Hari ini, Aldo sengaja ikut Dery latihan volly untuk pertama kalinya. Bukan ikut latihan sebenarnya, tapi Aldo akan menambah jam larinya saat pulang sekolah. Biasanya, Aldo lari di lapangan saat pagi saja.
Sudah saatnya Aldo meningkatkan kerajinannya, tapi ia tak menyangka kalau keputusannya hari ini membawa untuk bertemu dengan Lathi.
"Berani banget lo nonyor kepala Lito kayak tadi," kata Dery saat Lathi mendekat ke arahnya setelah berganti pakaian dengan baju olahraga sekolah untuk melakukan latihan sebagai realisasi kegiatan ekskul bola volly yang diketuai Dery.
Lathi hanya melengos menanggapi perkataan Dery yang menurutnya tidak lebih berarti dari melakukan pemanasan sebelum melakukan pertandingan sebagai salah satu bagian dari kegiatan ekskul.
Dery sudah hafal tabiat Lathi setelah satu tahun mengenalnya sebagai anggota ekskul yang rajin. Bukan sifatnya Lathi untuk berbuat tidak sopan pada Lito. Lathi selalu lemah lembut, pemalu dan baik-baik saja selama Dery mengenalnya.
"Emangnya lo kenal sama Lito? Dari kapan?" tanya Dery penasaran, menyuarakan apa yang selama ini bercekol di benak Aldo juga. Namun, keberanian Aldo tidak sebanyak Dery yang memang sudah mengenal Lathi.
Mungkin saja saat ini Lathi tidak mengamalkan Aldo. Jadi, Aldo lebih memilih diam daripada nanti malu sendiri karena bersikap sok kenal.
Lathi berhenti melakukan pemanasannya. Di sini, orang yang paling dekat dengan Lathi memang Dery. Jadi, ia tak akan emosi karena diganggu oleh pertanyaan tak penting itu. "Gue nggak kenal sama Lito. Tadi cuma kesel aja karena tiba-tiba ganggu waktu gue mau makan."

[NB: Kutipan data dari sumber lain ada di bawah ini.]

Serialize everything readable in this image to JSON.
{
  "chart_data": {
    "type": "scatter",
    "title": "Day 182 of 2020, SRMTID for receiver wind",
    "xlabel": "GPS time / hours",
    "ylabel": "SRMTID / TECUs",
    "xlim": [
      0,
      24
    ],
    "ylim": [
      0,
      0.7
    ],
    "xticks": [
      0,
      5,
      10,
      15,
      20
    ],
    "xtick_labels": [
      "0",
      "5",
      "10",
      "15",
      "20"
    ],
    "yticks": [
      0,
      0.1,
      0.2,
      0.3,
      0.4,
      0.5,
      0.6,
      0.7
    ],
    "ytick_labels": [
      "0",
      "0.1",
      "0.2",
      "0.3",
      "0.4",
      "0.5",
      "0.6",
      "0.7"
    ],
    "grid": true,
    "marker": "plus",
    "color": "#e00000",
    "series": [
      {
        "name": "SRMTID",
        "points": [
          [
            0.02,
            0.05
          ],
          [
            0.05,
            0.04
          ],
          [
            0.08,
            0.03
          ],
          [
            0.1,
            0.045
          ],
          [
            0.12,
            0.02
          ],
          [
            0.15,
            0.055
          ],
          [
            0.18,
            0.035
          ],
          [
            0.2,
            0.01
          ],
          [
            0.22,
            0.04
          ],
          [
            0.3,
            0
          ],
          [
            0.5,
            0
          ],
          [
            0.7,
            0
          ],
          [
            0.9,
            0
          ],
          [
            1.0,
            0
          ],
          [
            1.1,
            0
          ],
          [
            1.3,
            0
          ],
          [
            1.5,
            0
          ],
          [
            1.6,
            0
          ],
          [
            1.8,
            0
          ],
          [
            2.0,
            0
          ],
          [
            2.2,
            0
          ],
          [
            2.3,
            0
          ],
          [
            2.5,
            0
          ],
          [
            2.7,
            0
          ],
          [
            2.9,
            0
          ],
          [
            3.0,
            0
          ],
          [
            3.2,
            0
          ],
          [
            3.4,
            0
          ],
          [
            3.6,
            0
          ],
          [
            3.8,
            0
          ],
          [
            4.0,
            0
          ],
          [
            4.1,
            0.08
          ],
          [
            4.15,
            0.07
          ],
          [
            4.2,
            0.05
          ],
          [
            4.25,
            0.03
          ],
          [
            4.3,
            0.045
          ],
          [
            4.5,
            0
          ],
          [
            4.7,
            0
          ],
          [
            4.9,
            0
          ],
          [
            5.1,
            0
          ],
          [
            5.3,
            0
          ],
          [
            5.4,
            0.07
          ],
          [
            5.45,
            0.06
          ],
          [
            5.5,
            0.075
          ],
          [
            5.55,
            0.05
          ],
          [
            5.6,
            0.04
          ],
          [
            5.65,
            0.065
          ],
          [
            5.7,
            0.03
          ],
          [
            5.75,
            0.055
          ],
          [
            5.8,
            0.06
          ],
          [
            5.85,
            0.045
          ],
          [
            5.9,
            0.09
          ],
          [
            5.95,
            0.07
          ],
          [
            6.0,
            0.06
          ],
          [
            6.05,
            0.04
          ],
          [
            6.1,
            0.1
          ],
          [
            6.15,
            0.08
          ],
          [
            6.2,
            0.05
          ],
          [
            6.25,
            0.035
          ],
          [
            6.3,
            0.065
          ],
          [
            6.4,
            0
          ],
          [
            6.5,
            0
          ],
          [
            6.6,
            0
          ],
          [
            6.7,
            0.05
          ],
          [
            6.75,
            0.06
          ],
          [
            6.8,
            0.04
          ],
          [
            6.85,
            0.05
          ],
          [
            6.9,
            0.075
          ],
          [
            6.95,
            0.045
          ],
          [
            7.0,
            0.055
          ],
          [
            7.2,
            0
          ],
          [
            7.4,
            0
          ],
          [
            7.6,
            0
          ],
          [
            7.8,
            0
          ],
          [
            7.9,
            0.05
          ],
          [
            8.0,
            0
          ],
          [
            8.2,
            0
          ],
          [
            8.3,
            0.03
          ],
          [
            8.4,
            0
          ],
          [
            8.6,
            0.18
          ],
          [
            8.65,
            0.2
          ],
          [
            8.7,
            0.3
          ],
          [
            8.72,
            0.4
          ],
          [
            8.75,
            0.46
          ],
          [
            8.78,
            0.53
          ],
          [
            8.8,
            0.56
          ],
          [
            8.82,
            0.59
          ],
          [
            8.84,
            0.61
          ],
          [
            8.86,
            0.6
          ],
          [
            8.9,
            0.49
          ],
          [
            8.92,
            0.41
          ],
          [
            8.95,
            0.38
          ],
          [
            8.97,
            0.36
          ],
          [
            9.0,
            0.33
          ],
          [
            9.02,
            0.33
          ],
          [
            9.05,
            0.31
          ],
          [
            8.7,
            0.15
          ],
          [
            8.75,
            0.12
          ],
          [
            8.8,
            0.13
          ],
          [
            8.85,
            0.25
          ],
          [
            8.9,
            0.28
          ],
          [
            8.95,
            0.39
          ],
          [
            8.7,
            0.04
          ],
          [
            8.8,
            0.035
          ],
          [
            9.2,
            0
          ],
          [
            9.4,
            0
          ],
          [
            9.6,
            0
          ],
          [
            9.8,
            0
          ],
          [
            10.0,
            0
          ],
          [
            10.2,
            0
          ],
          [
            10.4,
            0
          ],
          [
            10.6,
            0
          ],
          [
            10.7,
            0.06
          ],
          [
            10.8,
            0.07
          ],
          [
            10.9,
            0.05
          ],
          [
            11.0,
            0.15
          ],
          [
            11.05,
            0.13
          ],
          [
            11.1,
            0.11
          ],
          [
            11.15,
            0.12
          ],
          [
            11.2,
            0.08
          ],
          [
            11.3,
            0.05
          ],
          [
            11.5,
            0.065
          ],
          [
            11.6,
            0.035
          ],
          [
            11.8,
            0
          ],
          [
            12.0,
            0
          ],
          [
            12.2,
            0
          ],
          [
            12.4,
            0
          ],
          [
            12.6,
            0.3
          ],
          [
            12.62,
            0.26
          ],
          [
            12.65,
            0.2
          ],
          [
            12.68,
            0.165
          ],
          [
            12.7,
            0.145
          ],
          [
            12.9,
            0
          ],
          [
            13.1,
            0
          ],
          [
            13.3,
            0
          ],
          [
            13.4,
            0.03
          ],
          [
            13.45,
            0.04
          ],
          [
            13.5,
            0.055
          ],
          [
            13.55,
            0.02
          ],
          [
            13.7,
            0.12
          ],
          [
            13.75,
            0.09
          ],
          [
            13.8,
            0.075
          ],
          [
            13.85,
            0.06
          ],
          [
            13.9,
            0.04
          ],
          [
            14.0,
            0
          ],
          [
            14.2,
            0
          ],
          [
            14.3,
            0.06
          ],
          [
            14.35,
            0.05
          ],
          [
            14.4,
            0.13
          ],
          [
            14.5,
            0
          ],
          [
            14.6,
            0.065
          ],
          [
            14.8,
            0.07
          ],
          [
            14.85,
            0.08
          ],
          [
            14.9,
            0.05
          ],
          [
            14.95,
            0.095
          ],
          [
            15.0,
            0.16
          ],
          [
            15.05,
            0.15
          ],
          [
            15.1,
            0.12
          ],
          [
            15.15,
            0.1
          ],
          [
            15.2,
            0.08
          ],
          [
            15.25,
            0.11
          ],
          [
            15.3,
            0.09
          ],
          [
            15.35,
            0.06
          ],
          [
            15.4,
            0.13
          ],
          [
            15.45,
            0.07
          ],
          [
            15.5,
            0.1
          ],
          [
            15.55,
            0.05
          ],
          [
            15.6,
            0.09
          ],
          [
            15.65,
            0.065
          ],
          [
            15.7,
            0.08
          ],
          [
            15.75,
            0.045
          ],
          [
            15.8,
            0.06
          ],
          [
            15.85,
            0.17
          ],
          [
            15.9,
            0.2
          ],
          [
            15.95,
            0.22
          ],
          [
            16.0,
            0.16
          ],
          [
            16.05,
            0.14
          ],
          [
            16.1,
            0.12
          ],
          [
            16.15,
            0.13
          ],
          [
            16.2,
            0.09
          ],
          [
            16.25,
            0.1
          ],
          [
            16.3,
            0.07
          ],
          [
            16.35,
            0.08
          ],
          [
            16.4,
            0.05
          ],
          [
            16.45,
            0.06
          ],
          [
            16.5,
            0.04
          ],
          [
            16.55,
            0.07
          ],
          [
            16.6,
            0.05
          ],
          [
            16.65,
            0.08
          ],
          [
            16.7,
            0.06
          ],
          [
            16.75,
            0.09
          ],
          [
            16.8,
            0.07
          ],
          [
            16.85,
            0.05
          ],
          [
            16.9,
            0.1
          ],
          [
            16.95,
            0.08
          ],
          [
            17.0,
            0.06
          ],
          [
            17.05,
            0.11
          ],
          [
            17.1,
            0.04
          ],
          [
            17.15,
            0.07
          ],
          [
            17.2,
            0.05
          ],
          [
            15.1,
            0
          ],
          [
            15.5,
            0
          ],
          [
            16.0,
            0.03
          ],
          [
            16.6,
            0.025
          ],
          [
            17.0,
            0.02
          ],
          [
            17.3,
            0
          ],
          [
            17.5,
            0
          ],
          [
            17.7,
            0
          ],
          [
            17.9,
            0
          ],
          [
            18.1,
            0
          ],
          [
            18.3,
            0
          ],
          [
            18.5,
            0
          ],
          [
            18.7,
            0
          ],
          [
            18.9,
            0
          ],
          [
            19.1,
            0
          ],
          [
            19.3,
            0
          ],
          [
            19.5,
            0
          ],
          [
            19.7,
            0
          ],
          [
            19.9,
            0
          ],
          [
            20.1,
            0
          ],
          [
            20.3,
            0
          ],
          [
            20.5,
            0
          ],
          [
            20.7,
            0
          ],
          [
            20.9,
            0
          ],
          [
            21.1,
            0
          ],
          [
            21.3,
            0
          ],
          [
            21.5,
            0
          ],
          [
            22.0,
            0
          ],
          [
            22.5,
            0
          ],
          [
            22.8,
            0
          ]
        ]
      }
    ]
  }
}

Dery dan Aldo kompak mengangguk tanpa komando. "Ya udah, kita mulai aja pemanasannya bareng-bareng," cetus Dery dengan senyuman lebar. Saat menoleh pada Aldo, ia teringat sesuatu. "Oh, ini namanya Aldo," katanya pada Lathi.
Lathi menoleh lagi. Beda dari ketika melihat Dery, mata Lathi berubah tajam ketika melihat Aldo. Keningnya mengerut samar saat memerhatikan Aldo lebih lekat yang kini merapal dalam hati karena takut kena marah. Padahal Aldo merasa tidak salah apa-apa. Tetap saja, tatapan Lathi itu lebih tajam dari samurai.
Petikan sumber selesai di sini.